Hi all. I made a self-hosted API for CRUD-ing JSON files. Built for data storage in small personal projects, or mocking an API for development. Advantages are simplicity, interoperability and performance (using the cache system).
API is based on your JSON structure. So the example below is for CRUD-ing [geralt][city] in file.json. The value (which can be anything) is then added to the body of the request. For me, it has been really flexible and useful, so I want to share it and collect feedback!




I think you should make it more clear in your docs that this is wildly insecure and should be restricted to “tinkering” usage only.
That said it seems like a fun project to write.
Thanks for checking my project out. In the readme I state it’s for ‘small personal projects’ where you want to get something quickly. However, “widly insecure” seems a bit much? If you use it for storing data that has no privacy (like public blog posts, and their comments)?
You try using “…/…/…/…/…/etc/passwd” as the filename in your requests? I don’t see anywhere where ‘…’ is escaped or removed from file strings. Sending untrusted filenames directly to file operations without scrubbing and sanity checking is very dangerous and potentially allows a malicious user to read and overwrite any files the application has permissions for.

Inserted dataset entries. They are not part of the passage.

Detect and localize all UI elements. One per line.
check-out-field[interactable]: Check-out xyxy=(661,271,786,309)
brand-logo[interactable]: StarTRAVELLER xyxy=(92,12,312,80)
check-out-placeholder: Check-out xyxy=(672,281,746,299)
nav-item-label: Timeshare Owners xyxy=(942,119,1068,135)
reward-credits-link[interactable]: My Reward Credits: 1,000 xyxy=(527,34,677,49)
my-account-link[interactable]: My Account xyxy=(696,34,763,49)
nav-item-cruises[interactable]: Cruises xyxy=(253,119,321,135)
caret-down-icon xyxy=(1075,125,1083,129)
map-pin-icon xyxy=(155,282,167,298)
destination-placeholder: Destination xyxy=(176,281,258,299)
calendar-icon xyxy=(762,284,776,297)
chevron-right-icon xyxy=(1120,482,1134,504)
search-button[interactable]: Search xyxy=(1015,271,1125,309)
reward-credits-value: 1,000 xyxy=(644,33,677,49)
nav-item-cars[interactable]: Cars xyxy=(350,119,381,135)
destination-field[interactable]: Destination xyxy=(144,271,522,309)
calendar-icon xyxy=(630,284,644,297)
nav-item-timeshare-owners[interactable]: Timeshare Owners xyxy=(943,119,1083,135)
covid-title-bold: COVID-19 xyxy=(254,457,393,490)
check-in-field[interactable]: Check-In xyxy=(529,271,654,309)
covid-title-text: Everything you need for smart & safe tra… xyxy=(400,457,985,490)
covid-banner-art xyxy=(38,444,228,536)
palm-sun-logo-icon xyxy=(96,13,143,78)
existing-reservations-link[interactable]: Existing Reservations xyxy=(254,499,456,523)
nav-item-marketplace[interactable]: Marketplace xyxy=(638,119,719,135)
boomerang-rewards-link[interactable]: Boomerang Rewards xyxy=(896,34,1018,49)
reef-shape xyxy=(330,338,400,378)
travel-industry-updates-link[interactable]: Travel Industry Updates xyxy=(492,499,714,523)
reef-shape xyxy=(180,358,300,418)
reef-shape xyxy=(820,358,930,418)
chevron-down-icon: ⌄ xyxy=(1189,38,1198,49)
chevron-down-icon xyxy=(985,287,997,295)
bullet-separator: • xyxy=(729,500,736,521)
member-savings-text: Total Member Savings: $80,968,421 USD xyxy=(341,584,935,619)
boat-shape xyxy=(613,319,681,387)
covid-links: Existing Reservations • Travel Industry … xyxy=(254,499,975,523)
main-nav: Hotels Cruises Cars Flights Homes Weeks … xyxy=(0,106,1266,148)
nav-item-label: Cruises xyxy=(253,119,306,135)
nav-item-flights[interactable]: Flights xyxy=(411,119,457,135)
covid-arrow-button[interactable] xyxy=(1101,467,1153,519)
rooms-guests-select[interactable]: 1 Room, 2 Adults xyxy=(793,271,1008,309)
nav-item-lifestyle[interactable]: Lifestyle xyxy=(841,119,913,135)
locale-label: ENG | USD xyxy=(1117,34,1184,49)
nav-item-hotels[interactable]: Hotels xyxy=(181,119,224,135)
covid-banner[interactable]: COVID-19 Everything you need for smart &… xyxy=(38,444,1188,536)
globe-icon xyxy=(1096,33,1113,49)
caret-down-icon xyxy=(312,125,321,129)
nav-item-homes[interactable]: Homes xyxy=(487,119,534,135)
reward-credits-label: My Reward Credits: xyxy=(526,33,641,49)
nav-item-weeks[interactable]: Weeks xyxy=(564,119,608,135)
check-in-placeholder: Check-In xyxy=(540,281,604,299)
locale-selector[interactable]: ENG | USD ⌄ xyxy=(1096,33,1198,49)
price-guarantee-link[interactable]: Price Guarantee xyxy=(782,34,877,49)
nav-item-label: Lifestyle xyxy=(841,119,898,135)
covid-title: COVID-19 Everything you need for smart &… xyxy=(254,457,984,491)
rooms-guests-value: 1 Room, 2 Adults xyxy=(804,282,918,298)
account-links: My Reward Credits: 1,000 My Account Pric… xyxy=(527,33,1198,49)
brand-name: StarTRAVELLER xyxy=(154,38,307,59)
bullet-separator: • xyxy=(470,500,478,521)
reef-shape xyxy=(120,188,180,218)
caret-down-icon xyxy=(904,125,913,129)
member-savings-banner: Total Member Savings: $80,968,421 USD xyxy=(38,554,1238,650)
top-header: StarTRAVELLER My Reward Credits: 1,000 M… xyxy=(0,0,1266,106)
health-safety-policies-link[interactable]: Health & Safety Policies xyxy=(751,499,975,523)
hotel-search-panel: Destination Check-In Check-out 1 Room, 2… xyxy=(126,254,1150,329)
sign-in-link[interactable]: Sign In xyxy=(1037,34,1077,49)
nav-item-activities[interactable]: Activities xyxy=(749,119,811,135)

I think that’s a valid point. Note, the API is structured: /file/key1/key2/… if you want to access [key1][key2] in file.json. Hence, you can’t have folder paths in the filename (because that adds an additional slash). However, perhaps with escaping characters it might become possible, so I made an issue to fix this 👍
Btw, I appreciate you taking the time to investigate and understand my side project. It really helps. Happy 2026! (in my timezone we’re almost there).
Ah - I missed that other parms were keys. Still - best practice is to sanitize all user inputs. Try throwing lots of file-path-like args at it to see what it does. it’s a historically tricky problem so there should be some libraries that help with it.
Happy 2026! And happy hacking!
You know what? Rather than over-complicate things you can probably just check that filenames only contain a small set of white-listed chars. [a-zA-z-._] (and != ‘…’ or ‘.’) or something.
And one other nit-pick if you’re up for more code-review - your authentication logic should probably be inverted:
if !ok || user != session.config.username || pass != session.config.passwordI’d change that to be something like
if ok && user == session.config.username && pass == session.config.password { // do login } else { // not auth }There’s a whole category of security errors where an exception in logic like that causes the code to skip the “you’re not allowed” logic and go right to the “you’re allowed!” block. It’s more of an issue with languages that support exceptions but it’s still considered a best practice generally (it’s also typically easier to read).
Many api implementations are bare http because security is expected to be handled / wrapped by another technology.
“Security” is not just “ssl”…
That’s true. So is my comment.
What “other technology” is going to make sure your API doesn’t have SQL injection and bad authentication vulnerabilities?
At the time I made the comment, I didn’t realize this was building with unsanitized inputs and absolute paths.
And I should know better, I use burp a couple times a month. My bad.